One of my favorite Biblical scholars, Walter Brueggemann, has a book called, Prayers for a Privileged People. In this book he composes modern day Psalms meant to call the comfortable into both comfort and affliction. He challenges our privilege even as he expresses our pain and fear. I want to share a Psalm from that book that I have shared before called—no surprise—From Whom No Secrets are Hid:
The priest says, “Almighty God…from whom no secrets are hid.”
We rush to the next phrase but now linger there.
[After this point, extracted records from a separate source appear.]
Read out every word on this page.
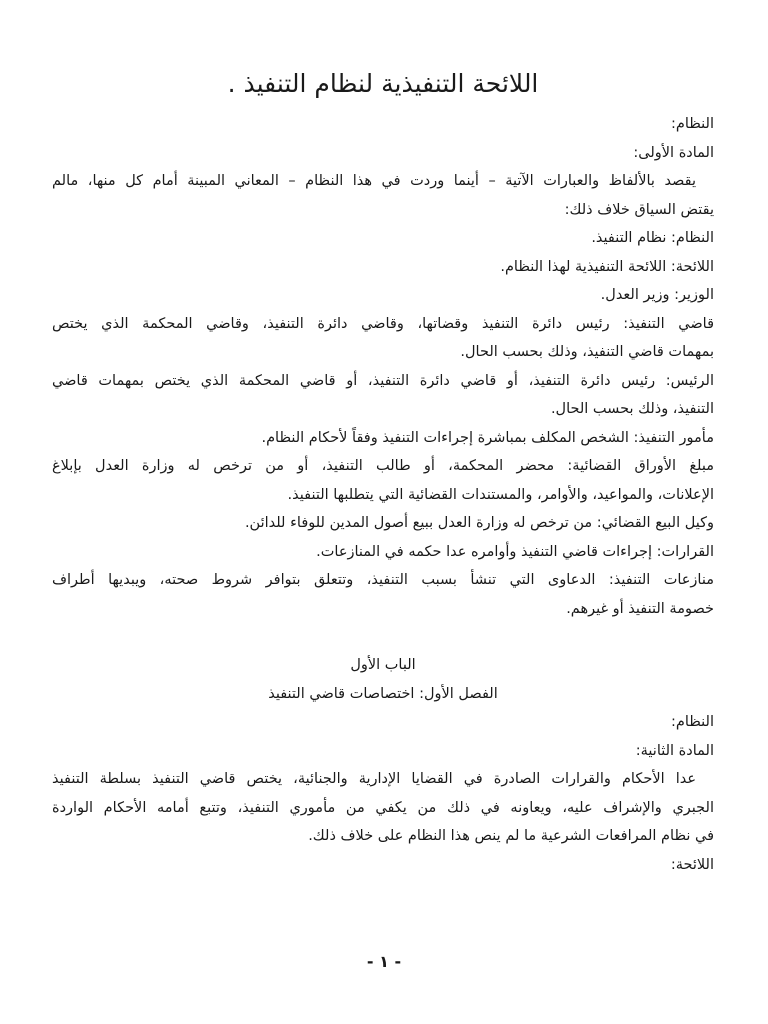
اللائحة التنفيذية لنظام التنفيذ .

النظام:

المادة الأولى:

يقصد بالألفاظ والعبارات الآتية – أينما وردت في هذا النظام – المعاني المبينة أمام كل منها، مالم

يقتض السياق خلاف ذلك:

النظام: نظام التنفيذ.

اللائحة: اللائحة التنفيذية لهذا النظام.

الوزير: وزير العدل.

قاضي التنفيذ: رئيس دائرة التنفيذ وقضاتها، وقاضي دائرة التنفيذ، وقاضي المحكمة الذي يختص

بمهمات قاضي التنفيذ، وذلك بحسب الحال.

الرئيس: رئيس دائرة التنفيذ، أو قاضي دائرة التنفيذ، أو قاضي المحكمة الذي يختص بمهمات قاضي

التنفيذ، وذلك بحسب الحال.

مأمور التنفيذ: الشخص المكلف بمباشرة إجراءات التنفيذ وفقاً لأحكام النظام.

مبلغ الأوراق القضائية: محضر المحكمة، أو طالب التنفيذ، أو من ترخص له وزارة العدل بإبلاغ

الإعلانات، والمواعيد، والأوامر، والمستندات القضائية التي يتطلبها التنفيذ.

وكيل البيع القضائي: من ترخص له وزارة العدل ببيع أصول المدين للوفاء للدائن.

القرارات: إجراءات قاضي التنفيذ وأوامره عدا حكمه في المنازعات.

منازعات التنفيذ: الدعاوى التي تنشأ بسبب التنفيذ، وتتعلق بتوافر شروط صحته، ويبديها أطراف

خصومة التنفيذ أو غيرهم.

الباب الأول

الفصل الأول: اختصاصات قاضي التنفيذ

النظام:

المادة الثانية:

عدا الأحكام والقرارات الصادرة في القضايا الإدارية والجنائية، يختص قاضي التنفيذ بسلطة التنفيذ

الجبري والإشراف عليه، ويعاونه في ذلك من يكفي من مأموري التنفيذ، وتتبع أمامه الأحكام الواردة

في نظام المرافعات الشرعية ما لم ينص هذا النظام على خلاف ذلك.

اللائحة:

- ١ -
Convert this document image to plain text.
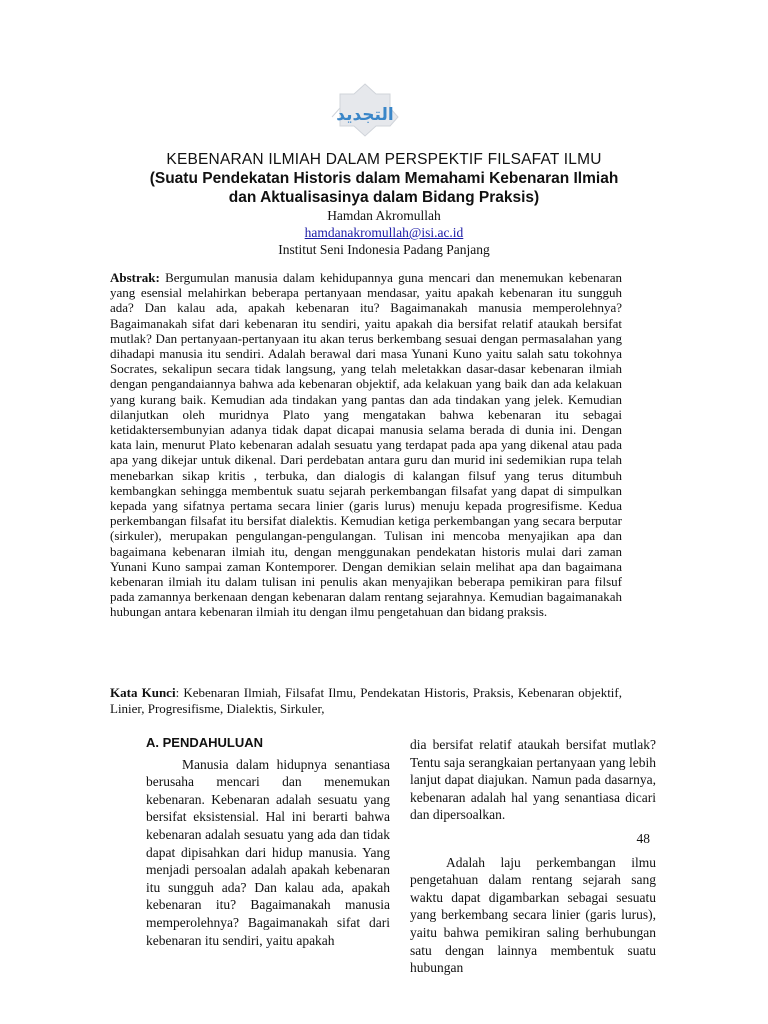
التجديد
KEBENARAN ILMIAH DALAM PERSPEKTIF FILSAFAT ILMU
(Suatu Pendekatan Historis dalam Memahami Kebenaran Ilmiah
dan Aktualisasinya dalam Bidang Praksis)
Hamdan Akromullah
hamdanakromullah@isi.ac.id
Institut Seni Indonesia Padang Panjang
Abstrak: Bergumulan manusia dalam kehidupannya guna mencari dan menemukan kebenaran yang esensial melahirkan beberapa pertanyaan mendasar, yaitu apakah kebenaran itu sungguh ada? Dan kalau ada, apakah kebenaran itu? Bagaimanakah manusia memperolehnya? Bagaimanakah sifat dari kebenaran itu sendiri, yaitu apakah dia bersifat relatif ataukah bersifat mutlak? Dan pertanyaan-pertanyaan itu akan terus berkembang sesuai dengan permasalahan yang dihadapi manusia itu sendiri. Adalah berawal dari masa Yunani Kuno yaitu salah satu tokohnya Socrates, sekalipun secara tidak langsung, yang telah meletakkan dasar-dasar kebenaran ilmiah dengan pengandaiannya bahwa ada kebenaran objektif, ada kelakuan yang baik dan ada kelakuan yang kurang baik. Kemudian ada tindakan yang pantas dan ada tindakan yang jelek. Kemudian dilanjutkan oleh muridnya Plato yang mengatakan bahwa kebenaran itu sebagai ketidaktersembunyian adanya tidak dapat dicapai manusia selama berada di dunia ini. Dengan kata lain, menurut Plato kebenaran adalah sesuatu yang terdapat pada apa yang dikenal atau pada apa yang dikejar untuk dikenal. Dari perdebatan antara guru dan murid ini sedemikian rupa telah menebarkan sikap kritis , terbuka, dan dialogis di kalangan filsuf yang terus ditumbuh kembangkan sehingga membentuk suatu sejarah perkembangan filsafat yang dapat di simpulkan kepada yang sifatnya pertama secara linier (garis lurus) menuju kepada progresifisme. Kedua perkembangan filsafat itu bersifat dialektis. Kemudian ketiga perkembangan yang secara berputar (sirkuler), merupakan pengulangan-pengulangan. Tulisan ini mencoba menyajikan apa dan bagaimana kebenaran ilmiah itu, dengan menggunakan pendekatan historis mulai dari zaman Yunani Kuno sampai zaman Kontemporer. Dengan demikian selain melihat apa dan bagaimana kebenaran ilmiah itu dalam tulisan ini penulis akan menyajikan beberapa pemikiran para filsuf pada zamannya berkenaan dengan kebenaran dalam rentang sejarahnya. Kemudian bagaimanakah hubungan antara kebenaran ilmiah itu dengan ilmu pengetahuan dan bidang praksis.
Kata Kunci: Kebenaran Ilmiah, Filsafat Ilmu, Pendekatan Historis, Praksis, Kebenaran objektif, Linier, Progresifisme, Dialektis, Sirkuler,
A. PENDAHULUAN

Manusia dalam hidupnya senantiasa berusaha mencari dan menemukan kebenaran. Kebenaran adalah sesuatu yang bersifat eksistensial. Hal ini berarti bahwa kebenaran adalah sesuatu yang ada dan tidak dapat dipisahkan dari hidup manusia. Yang menjadi persoalan adalah apakah kebenaran itu sungguh ada? Dan kalau ada, apakah kebenaran itu? Bagaimanakah manusia memperolehnya? Bagaimanakah sifat dari kebenaran itu sendiri, yaitu apakah

dia bersifat relatif ataukah bersifat mutlak? Tentu saja serangkaian pertanyaan yang lebih lanjut dapat diajukan. Namun pada dasarnya, kebenaran adalah hal yang senantiasa dicari dan dipersoalkan.

48

Adalah laju perkembangan ilmu pengetahuan dalam rentang sejarah sang waktu dapat digambarkan sebagai sesuatu yang berkembang secara linier (garis lurus), yaitu bahwa pemikiran saling berhubungan satu dengan lainnya membentuk suatu hubungan
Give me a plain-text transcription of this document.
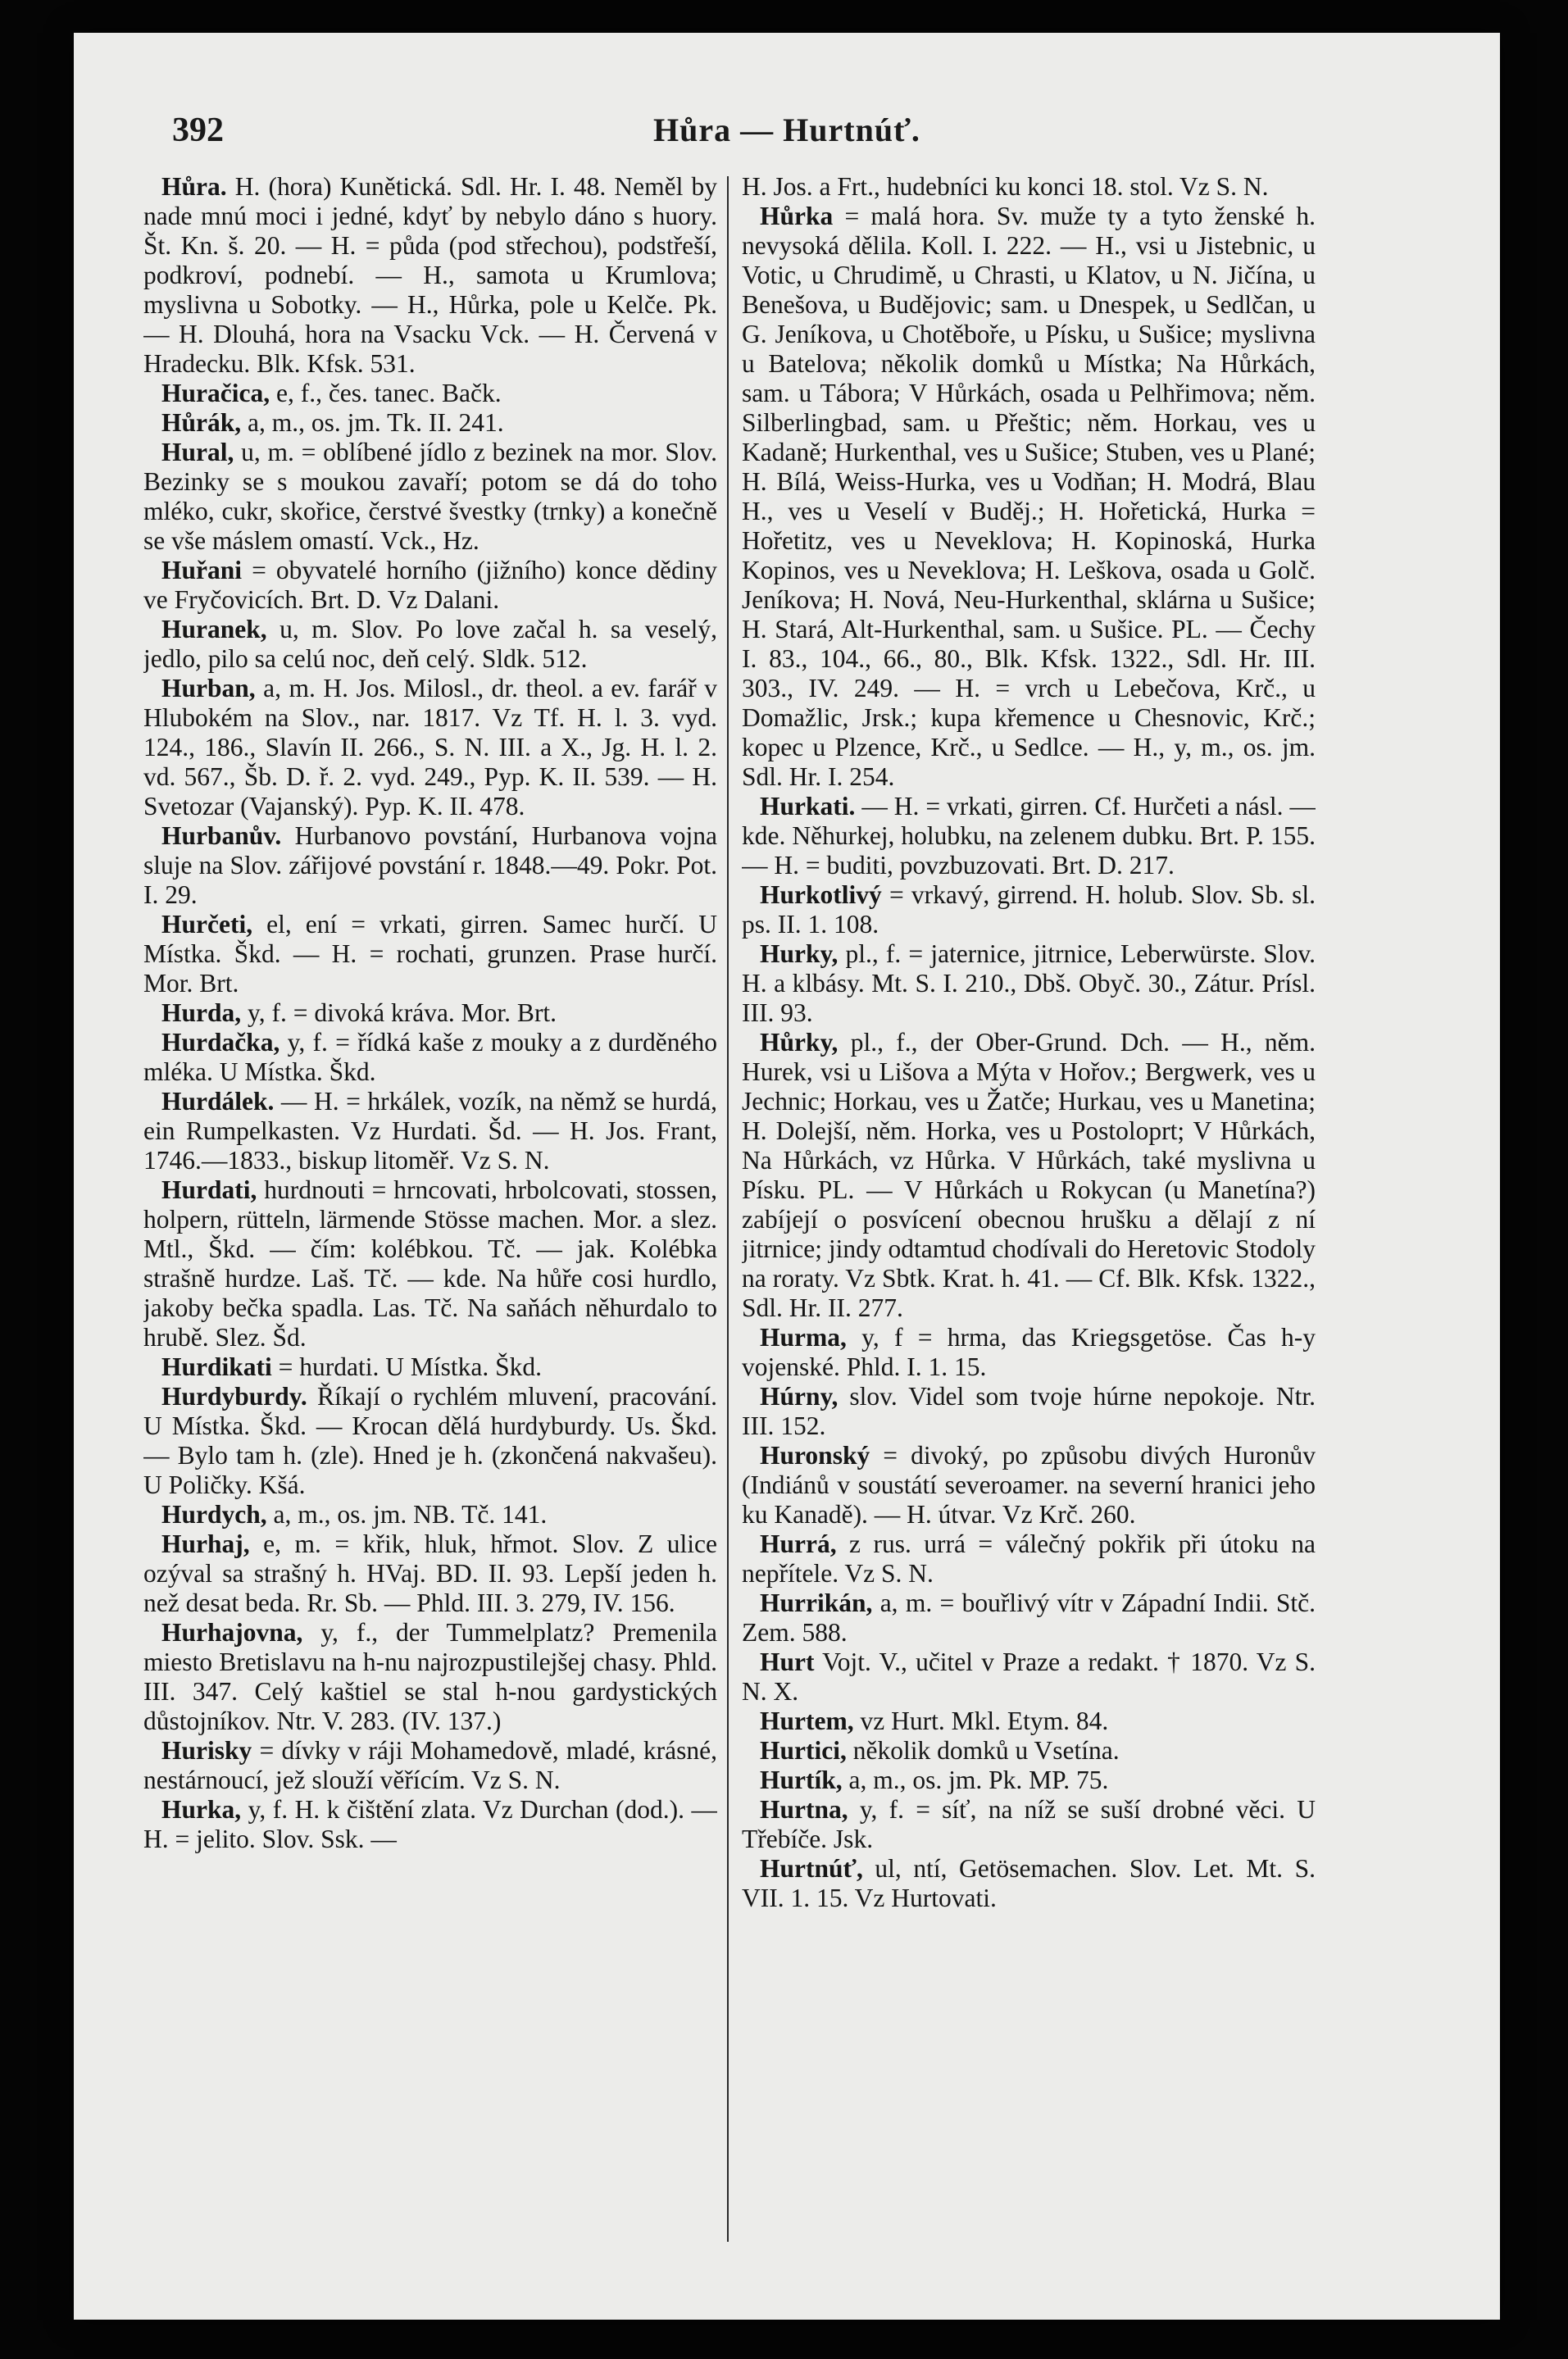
392	Hůra — Hurtnúť.
Hůra. H. (hora) Kunětická. Sdl. Hr. I. 48. Neměl by nade mnú moci i jedné, kdyť by nebylo dáno s huory. Št. Kn. š. 20. — H. = půda (pod střechou), podstřeší, podkroví, podnebí. — H., samota u Krumlova; myslivna u Sobotky. — H., Hůrka, pole u Kelče. Pk. — H. Dlouhá, hora na Vsacku Vck. — H. Červená v Hradecku. Blk. Kfsk. 531.
Huračica, e, f., čes. tanec. Bačk.
Hůrák, a, m., os. jm. Tk. II. 241.
Hural, u, m. = oblíbené jídlo z bezinek na mor. Slov. Bezinky se s moukou zavaří; potom se dá do toho mléko, cukr, skořice, čerstvé švestky (trnky) a konečně se vše máslem omastí. Vck., Hz.
Huřani = obyvatelé horního (jižního) konce dědiny ve Fryčovicích. Brt. D. Vz Dalani.
Huranek, u, m. Slov. Po love začal h. sa veselý, jedlo, pilo sa celú noc, deň celý. Sldk. 512.
Hurban, a, m. H. Jos. Milosl., dr. theol. a ev. farář v Hlubokém na Slov., nar. 1817. Vz Tf. H. l. 3. vyd. 124., 186., Slavín II. 266., S. N. III. a X., Jg. H. l. 2. vd. 567., Šb. D. ř. 2. vyd. 249., Pyp. K. II. 539. — H. Svetozar (Vajanský). Pyp. K. II. 478.
Hurbanův. Hurbanovo povstání, Hurbanova vojna sluje na Slov. zářijové povstání r. 1848.—49. Pokr. Pot. I. 29.
Hurčeti, el, ení = vrkati, girren. Samec hurčí. U Místka. Škd. — H. = rochati, grunzen. Prase hurčí. Mor. Brt.
Hurda, y, f. = divoká kráva. Mor. Brt.
Hurdačka, y, f. = řídká kaše z mouky a z durděného mléka. U Místka. Škd.
Hurdálek. — H. = hrkálek, vozík, na němž se hurdá, ein Rumpelkasten. Vz Hurdati. Šd. — H. Jos. Frant, 1746.—1833., biskup litoměř. Vz S. N.
Hurdati, hurdnouti = hrncovati, hrbolcovati, stossen, holpern, rütteln, lärmende Stösse machen. Mor. a slez. Mtl., Škd. — čím: kolébkou. Tč. — jak. Kolébka strašně hurdze. Laš. Tč. — kde. Na hůře cosi hurdlo, jakoby bečka spadla. Las. Tč. Na saňách něhurdalo to hrubě. Slez. Šd.
Hurdikati = hurdati. U Místka. Škd.
Hurdyburdy. Říkají o rychlém mluvení, pracování. U Místka. Škd. — Krocan dělá hurdyburdy. Us. Škd. — Bylo tam h. (zle). Hned je h. (zkončená nakvašeu). U Poličky. Kšá.
Hurdych, a, m., os. jm. NB. Tč. 141.
Hurhaj, e, m. = křik, hluk, hřmot. Slov. Z ulice ozýval sa strašný h. HVaj. BD. II. 93. Lepší jeden h. než desat beda. Rr. Sb. — Phld. III. 3. 279, IV. 156.
Hurhajovna, y, f., der Tummelplatz? Premenila miesto Bretislavu na h-nu najrozpustilejšej chasy. Phld. III. 347. Celý kaštiel se stal h-nou gardystických důstojníkov. Ntr. V. 283. (IV. 137.)
Hurisky = dívky v ráji Mohamedově, mladé, krásné, nestárnoucí, jež slouží věřícím. Vz S. N.
Hurka, y, f. H. k čištění zlata. Vz Durchan (dod.). — H. = jelito. Slov. Ssk. —
H. Jos. a Frt., hudebníci ku konci 18. stol. Vz S. N.
Hůrka = malá hora. Sv. muže ty a tyto ženské h. nevysoká dělila. Koll. I. 222. — H., vsi u Jistebnic, u Votic, u Chrudimě, u Chrasti, u Klatov, u N. Jičína, u Benešova, u Budějovic; sam. u Dnespek, u Sedlčan, u G. Jeníkova, u Chotěboře, u Písku, u Sušice; myslivna u Batelova; několik domků u Místka; Na Hůrkách, sam. u Tábora; V Hůrkách, osada u Pelhřimova; něm. Silberlingbad, sam. u Přeštic; něm. Horkau, ves u Kadaně; Hurkenthal, ves u Sušice; Stuben, ves u Plané; H. Bílá, Weiss-Hurka, ves u Vodňan; H. Modrá, Blau H., ves u Veselí v Buděj.; H. Hořetická, Hurka = Hořetitz, ves u Neveklova; H. Kopinoská, Hurka Kopinos, ves u Neveklova; H. Leškova, osada u Golč. Jeníkova; H. Nová, Neu-Hurkenthal, sklárna u Sušice; H. Stará, Alt-Hurkenthal, sam. u Sušice. PL. — Čechy I. 83., 104., 66., 80., Blk. Kfsk. 1322., Sdl. Hr. III. 303., IV. 249. — H. = vrch u Lebečova, Krč., u Domažlic, Jrsk.; kupa křemence u Chesnovic, Krč.; kopec u Plzence, Krč., u Sedlce. — H., y, m., os. jm. Sdl. Hr. I. 254.
Hurkati. — H. = vrkati, girren. Cf. Hurčeti a násl. — kde. Něhurkej, holubku, na zelenem dubku. Brt. P. 155. — H. = buditi, povzbuzovati. Brt. D. 217.
Hurkotlivý = vrkavý, girrend. H. holub. Slov. Sb. sl. ps. II. 1. 108.
Hurky, pl., f. = jaternice, jitrnice, Leberwürste. Slov. H. a klbásy. Mt. S. I. 210., Dbš. Obyč. 30., Zátur. Prísl. III. 93.
Hůrky, pl., f., der Ober-Grund. Dch. — H., něm. Hurek, vsi u Lišova a Mýta v Hořov.; Bergwerk, ves u Jechnic; Horkau, ves u Žatče; Hurkau, ves u Manetina; H. Dolejší, něm. Horka, ves u Postoloprt; V Hůrkách, Na Hůrkách, vz Hůrka. V Hůrkách, také myslivna u Písku. PL. — V Hůrkách u Rokycan (u Manetína?) zabíjejí o posvícení obecnou hrušku a dělají z ní jitrnice; jindy odtamtud chodívali do Heretovic Stodoly na roraty. Vz Sbtk. Krat. h. 41. — Cf. Blk. Kfsk. 1322., Sdl. Hr. II. 277.
Hurma, y, f = hrma, das Kriegsgetöse. Čas h-y vojenské. Phld. I. 1. 15.
Húrny, slov. Videl som tvoje húrne nepokoje. Ntr. III. 152.
Huronský = divoký, po způsobu divých Huronův (Indiánů v soustátí severoamer. na severní hranici jeho ku Kanadě). — H. útvar. Vz Krč. 260.
Hurrá, z rus. urrá = válečný pokřik při útoku na nepřítele. Vz S. N.
Hurrikán, a, m. = bouřlivý vítr v Západní Indii. Stč. Zem. 588.
Hurt Vojt. V., učitel v Praze a redakt. † 1870. Vz S. N. X.
Hurtem, vz Hurt. Mkl. Etym. 84.
Hurtici, několik domků u Vsetína.
Hurtík, a, m., os. jm. Pk. MP. 75.
Hurtna, y, f. = síť, na níž se suší drobné věci. U Třebíče. Jsk.
Hurtnúť, ul, ntí, Getösemachen. Slov. Let. Mt. S. VII. 1. 15. Vz Hurtovati.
We are rich conundrums of secrets,
we weave a pattern of lies in order to be
well thought of,
we engage in subterfuge about our truth.
We carry old secrets too painful to utter,
too shameful to acknowledge,
too burdensome to bear,
of failures we cannot undo,
of alienations we regret but cannot fix,
of grandiose exhibits we cannot curb.
And you know them.
You know them all.
And so we take a deep sigh in your presence,
no longer needing to pretend and
cover up and deny.
We mostly do not have big sins to confess,
only modest shames that do not
fit our hoped-for selves.
And then we find that your knowing is more
powerful than our secrets.
You know and do not turn away,
and our secrets that seemed too powerful
are emptied of strength,
secrets that seemed too burdensome
are now less severe.
We marvel that when you find us out
you stay with us,
taking us seriously,
taking our secrets soberly,
but not ultimately,
overpowering our little failure
with your massive love
and abiding patience.
We long to be fully, honestly
exposed to your gaze of gentleness.
In the moment of your knowing
we are eased and lightened,
and we feel the surge of joy move in our bodies,
because we are not ours in cringing
but yours in communion.
We are yours and find the truth before you
makes us free for
wonder, love, and praise – and new life.
Brueggemann’s words are sufficient and elegant in bursting that one phrase wide open. I pray that wherever you find yourself right now that you know that you are known and loved by God just as you are. Free yourself from the burden of secrets and shame and God’s love will make you whole.
Grace and Peace,
Walter Brueggemann, Prayers for a Privileged People,
Abingdon Press, Nashville, TN, page 7.